There’s also no word yet from any of the three regulatory agencies on when they may begin issuing full annual permits, which originally were slated to be awarded this summer.
The business takeaway from the situation for both Neubert and Hart? California still has a long way to go before its market stabilizes.
“It’s going to be very bumpy for at least a few more years,” Neubert predicted. “This time next year, we’ll be talking about things that people didn’t anticipate or weren’t in the statute that need to be fixed.”
Hart added that the industry landscape could change dramatically come November, when at least 75 cannabis-related ballot measures will go before local voters in cities and counties across California.
The results could be dramatic, with regard to potential changes on local MJ taxes and business opportunities, according to Hart.
“I’ve been encouraging clients to not make any major decisions before November,” he said. “Let’s see what happens.”
Some success stories
With all the upheaval in California’s cannabis industry this year – new regulations, high tax rates, a booming illicit market – it’s easy to forget that some fully legal companies are doing well.

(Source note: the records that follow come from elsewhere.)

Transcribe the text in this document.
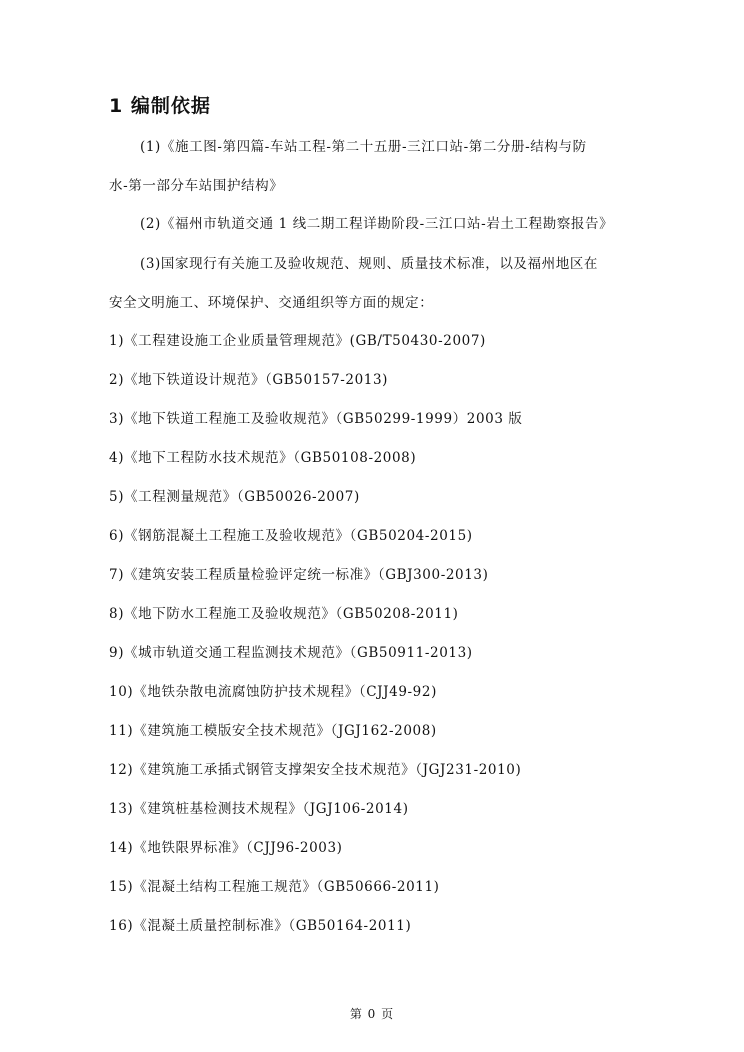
1 编制依据
(1)《施工图-第四篇-车站工程-第二十五册-三江口站-第二分册-结构与防
水-第一部分车站围护结构》
(2)《福州市轨道交通 1 线二期工程详勘阶段-三江口站-岩土工程勘察报告》
(3)国家现行有关施工及验收规范、规则、质量技术标准，以及福州地区在
安全文明施工、环境保护、交通组织等方面的规定：
1)《工程建设施工企业质量管理规范》(GB/T50430-2007)
2)《地下铁道设计规范》（GB50157-2013)
3)《地下铁道工程施工及验收规范》（GB50299-1999）2003 版
4)《地下工程防水技术规范》（GB50108-2008)
5)《工程测量规范》（GB50026-2007)
6)《钢筋混凝土工程施工及验收规范》（GB50204-2015)
7)《建筑安装工程质量检验评定统一标准》（GBJ300-2013)
8)《地下防水工程施工及验收规范》（GB50208-2011)
9)《城市轨道交通工程监测技术规范》（GB50911-2013)
10)《地铁杂散电流腐蚀防护技术规程》（CJJ49-92)
11)《建筑施工模版安全技术规范》（JGJ162-2008)
12)《建筑施工承插式钢管支撑架安全技术规范》（JGJ231-2010)
13)《建筑桩基检测技术规程》（JGJ106-2014)
14)《地铁限界标准》（CJJ96-2003)
15)《混凝土结构工程施工规范》（GB50666-2011)
16)《混凝土质量控制标准》（GB50164-2011)
第 0 页
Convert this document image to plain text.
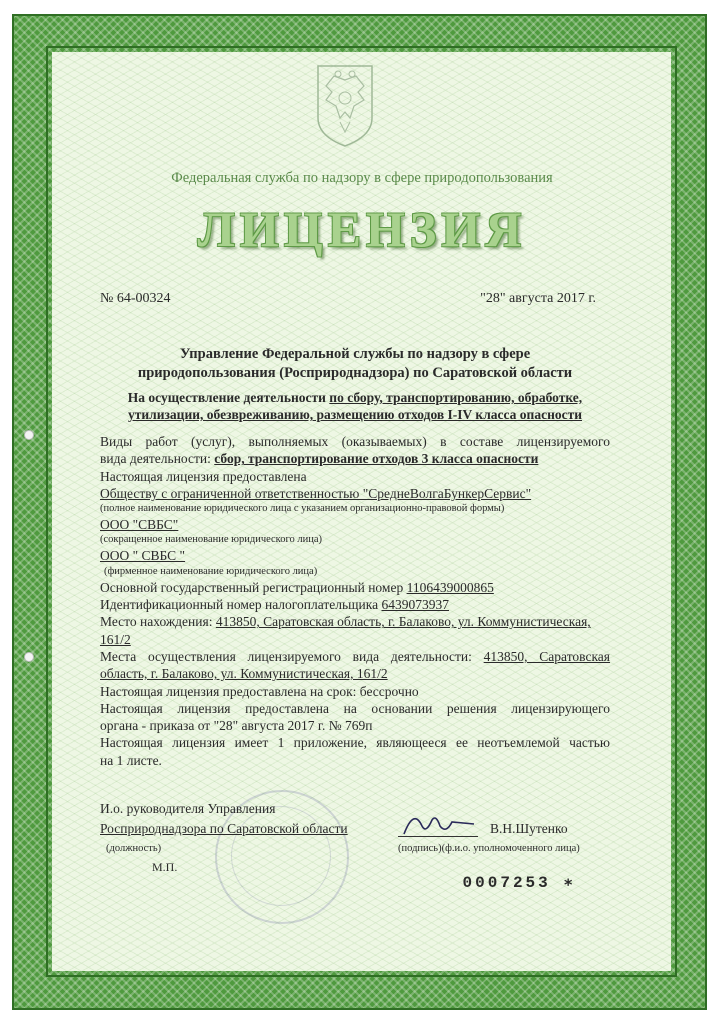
Федеральная служба по надзору в сфере природопользования
ЛИЦЕНЗИЯ
№ 64-00324	"28" августа 2017 г.
Управление Федеральной службы по надзору в сфере
природопользования (Росприроднадзора) по Саратовской области
На осуществление деятельности по сбору, транспортированию, обработке,
утилизации, обезвреживанию, размещению отходов I-IV класса опасности
Виды работ (услуг), выполняемых (оказываемых) в составе лицензируемого
вида деятельности: сбор, транспортирование отходов 3 класса опасности
Настоящая лицензия предоставлена
Обществу с ограниченной ответственностью "СреднеВолгаБункерСервис"
(полное наименование юридического лица с указанием организационно-правовой формы)
ООО "СВБС"
(сокращенное наименование юридического лица)
ООО " СВБС "
(фирменное наименование юридического лица)
Основной государственный регистрационный номер 1106439000865
Идентификационный номер налогоплательщика 6439073937
Место нахождения: 413850, Саратовская область, г. Балаково, ул. Коммунистическая,
161/2
Места осуществления лицензируемого вида деятельности: 413850, Саратовская
область, г. Балаково, ул. Коммунистическая, 161/2
Настоящая лицензия предоставлена на срок: бессрочно
Настоящая лицензия предоставлена на основании решения лицензирующего
органа - приказа от "28" августа 2017 г. № 769п
Настоящая лицензия имеет 1 приложение, являющееся ее неотъемлемой частью
на 1 листе.
И.о. руководителя Управления
Росприроднадзора по Саратовской области	В.Н.Шутенко
(должность)	(подпись)(ф.и.о. уполномоченного лица)
М.П.
0007253 ∗
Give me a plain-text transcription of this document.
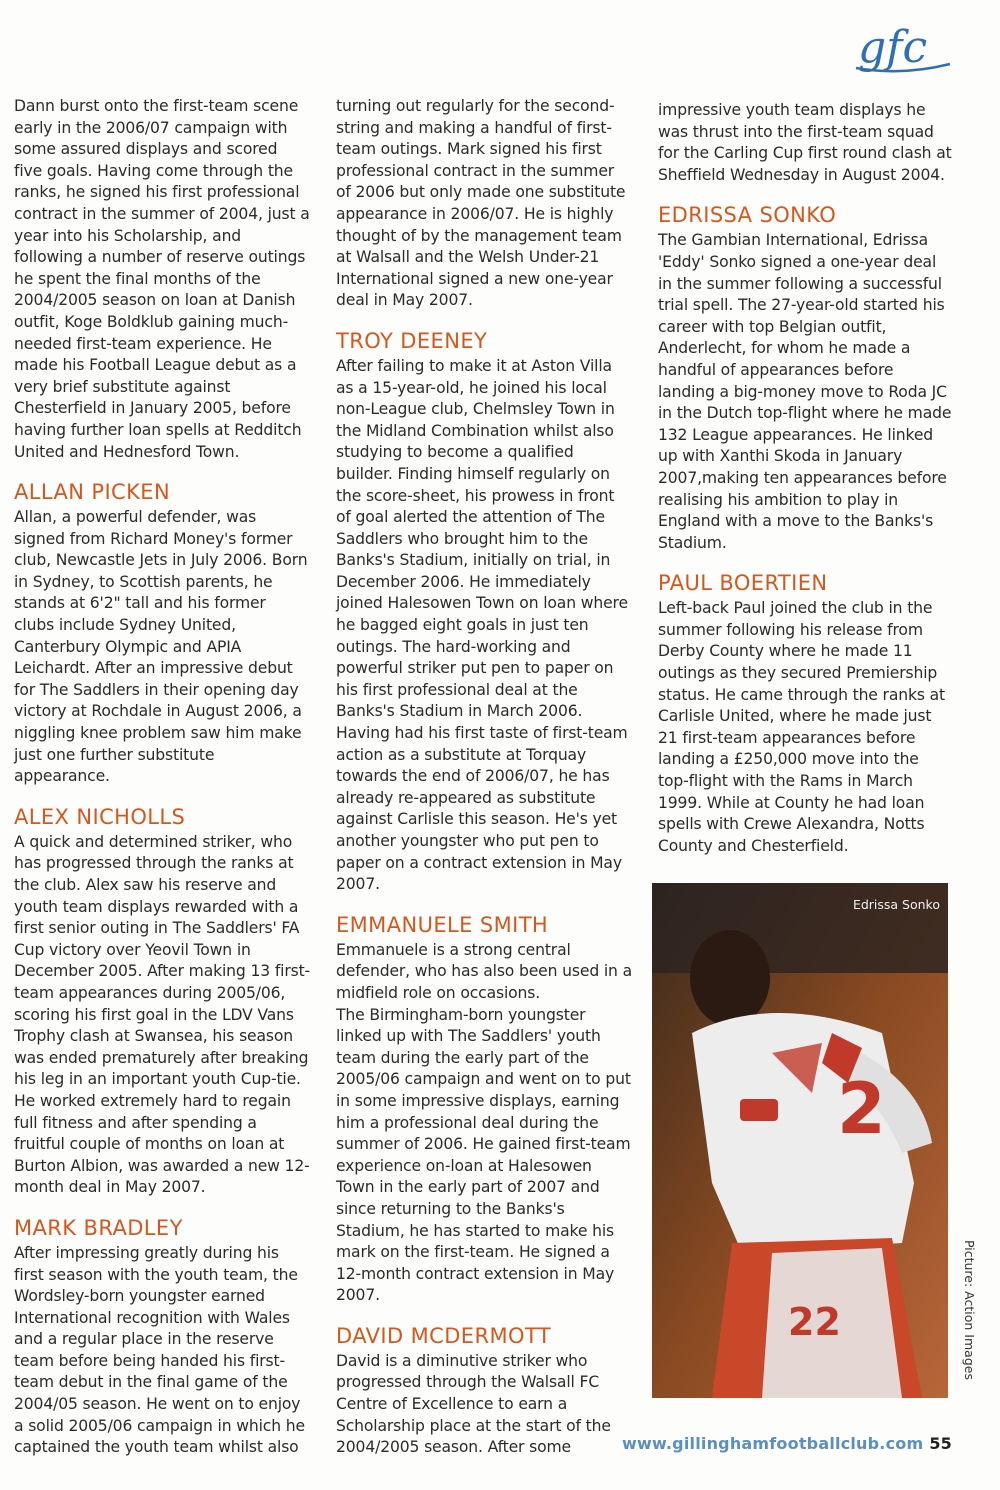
gfc

Dann burst onto the first-team scene early in the 2006/07 campaign with some assured displays and scored five goals. Having come through the ranks, he signed his first professional contract in the summer of 2004, just a year into his Scholarship, and following a number of reserve outings he spent the final months of the 2004/2005 season on loan at Danish outfit, Koge Boldklub gaining much-needed first-team experience. He made his Football League debut as a very brief substitute against Chesterfield in January 2005, before having further loan spells at Redditch United and Hednesford Town.

ALLAN PICKEN

Allan, a powerful defender, was signed from Richard Money's former club, Newcastle Jets in July 2006. Born in Sydney, to Scottish parents, he stands at 6'2" tall and his former clubs include Sydney United, Canterbury Olympic and APIA Leichardt. After an impressive debut for The Saddlers in their opening day victory at Rochdale in August 2006, a niggling knee problem saw him make just one further substitute appearance.

ALEX NICHOLLS

A quick and determined striker, who has progressed through the ranks at the club. Alex saw his reserve and youth team displays rewarded with a first senior outing in The Saddlers' FA Cup victory over Yeovil Town in December 2005. After making 13 first-team appearances during 2005/06, scoring his first goal in the LDV Vans Trophy clash at Swansea, his season was ended prematurely after breaking his leg in an important youth Cup-tie. He worked extremely hard to regain full fitness and after spending a fruitful couple of months on loan at Burton Albion, was awarded a new 12-month deal in May 2007.

MARK BRADLEY

After impressing greatly during his first season with the youth team, the Wordsley-born youngster earned International recognition with Wales and a regular place in the reserve team before being handed his first-team debut in the final game of the 2004/05 season. He went on to enjoy a solid 2005/06 campaign in which he captained the youth team whilst also

turning out regularly for the second-string and making a handful of first-team outings. Mark signed his first professional contract in the summer of 2006 but only made one substitute appearance in 2006/07. He is highly thought of by the management team at Walsall and the Welsh Under-21 International signed a new one-year deal in May 2007.

TROY DEENEY

After failing to make it at Aston Villa as a 15-year-old, he joined his local non-League club, Chelmsley Town in the Midland Combination whilst also studying to become a qualified builder. Finding himself regularly on the score-sheet, his prowess in front of goal alerted the attention of The Saddlers who brought him to the Banks's Stadium, initially on trial, in December 2006. He immediately joined Halesowen Town on loan where he bagged eight goals in just ten outings. The hard-working and powerful striker put pen to paper on his first professional deal at the Banks's Stadium in March 2006. Having had his first taste of first-team action as a substitute at Torquay towards the end of 2006/07, he has already re-appeared as substitute against Carlisle this season. He's yet another youngster who put pen to paper on a contract extension in May 2007.

EMMANUELE SMITH

Emmanuele is a strong central defender, who has also been used in a midfield role on occasions.

The Birmingham-born youngster linked up with The Saddlers' youth team during the early part of the 2005/06 campaign and went on to put in some impressive displays, earning him a professional deal during the summer of 2006. He gained first-team experience on-loan at Halesowen Town in the early part of 2007 and since returning to the Banks's Stadium, he has started to make his mark on the first-team. He signed a 12-month contract extension in May 2007.

DAVID MCDERMOTT

David is a diminutive striker who progressed through the Walsall FC Centre of Excellence to earn a Scholarship place at the start of the 2004/2005 season. After some

impressive youth team displays he was thrust into the first-team squad for the Carling Cup first round clash at Sheffield Wednesday in August 2004.

EDRISSA SONKO

The Gambian International, Edrissa 'Eddy' Sonko signed a one-year deal in the summer following a successful trial spell. The 27-year-old started his career with top Belgian outfit, Anderlecht, for whom he made a handful of appearances before landing a big-money move to Roda JC in the Dutch top-flight where he made 132 League appearances. He linked up with Xanthi Skoda in January 2007,making ten appearances before realising his ambition to play in England with a move to the Banks's Stadium.

PAUL BOERTIEN

Left-back Paul joined the club in the summer following his release from Derby County where he made 11 outings as they secured Premiership status. He came through the ranks at Carlisle United, where he made just 21 first-team appearances before landing a £250,000 move into the top-flight with the Rams in March 1999. While at County he had loan spells with Crewe Alexandra, Notts County and Chesterfield.

2
22
Edrissa Sonko
Picture: Action Images
www.gillinghamfootballclub.com 55
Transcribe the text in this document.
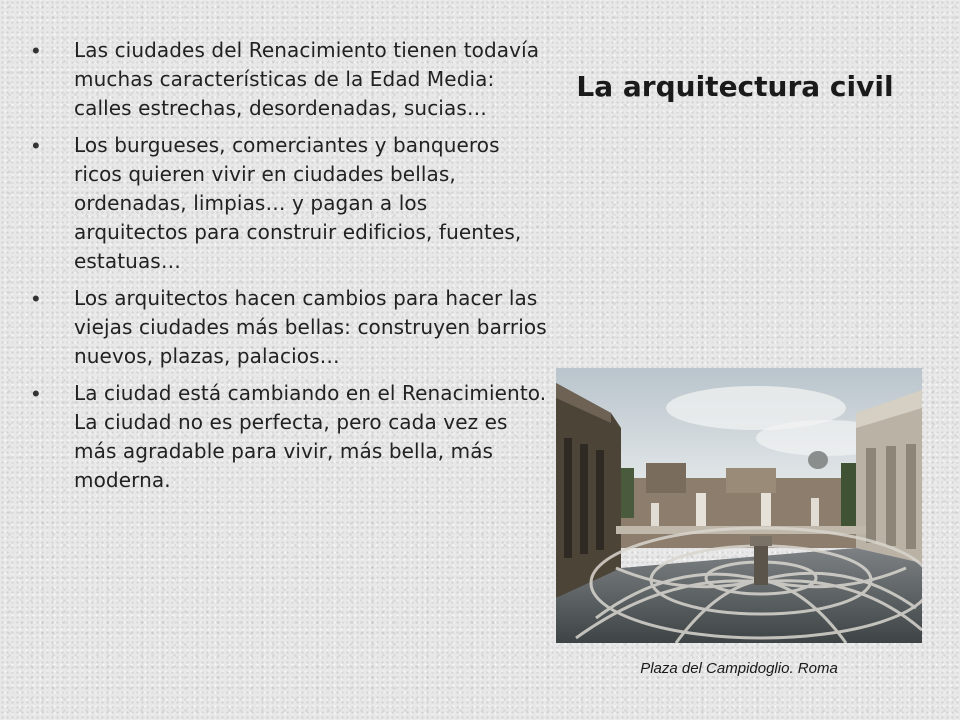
• Las ciudades del Renacimiento tienen todavía muchas características de la Edad Media: calles estrechas, desordenadas, sucias…
• Los burgueses, comerciantes y banqueros ricos quieren vivir en ciudades bellas, ordenadas, limpias… y pagan a los arquitectos para construir edificios, fuentes, estatuas…
• Los arquitectos hacen cambios para hacer las viejas ciudades más bellas: construyen barrios nuevos, plazas, palacios…
• La ciudad está cambiando en el Renacimiento. La ciudad no es perfecta, pero cada vez es más agradable para vivir, más bella, más moderna.
La arquitectura civil

Plaza del Campidoglio. Roma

Case in point: the Garden of Eden, in the Bay Area town of Hayward.
The shop has been open since 2003, making it one of the longest-running dispensaries in the state. Its operators threw a “grand reopening” party Sept. 14 after finishing a nine-month remodel that gave the store a major face-lift.
Garden of Eden already sees 800-1,200 customers daily just from foot traffic. The business is planning to open at least two more locations in early 2019, said Shareef El-Sissi, Garden of Eden’s director of business development.
“We’ve probably grown 50% since January” on top-line revenue, El-Sissi told Marijuana Business Daily.
He said the typical sales breakdown is roughly:
- 60% marijuana flower.
- 30% disposable vaporizer cartridges.
- 10% “everything else,” including edibles and topicals.
El-Sissi attributed the strong sales growth in part to a conscious business decision that Garden of Eden made before Jan. 1, when new state and local taxes kicked in: The company “split the difference” between the retailer’s revenue and the customer.
He said that resulted in more customers not facing the kind of “sticker shock” consumers experienced at other California retail shops because of the new tax rates.
Garden of Eden will also open shops in Union City and Sunol in the second quarter of 2019, El-Sissi said, noting: “Southern Alameda County is basically a cannabis desert, and we’re about to put two dispensaries in those areas.”
“We have some acquisitions on the slate,” he added. “We’ll probably expand to five or six dispensaries by the end of 2019 and continue on a growth pattern like that.”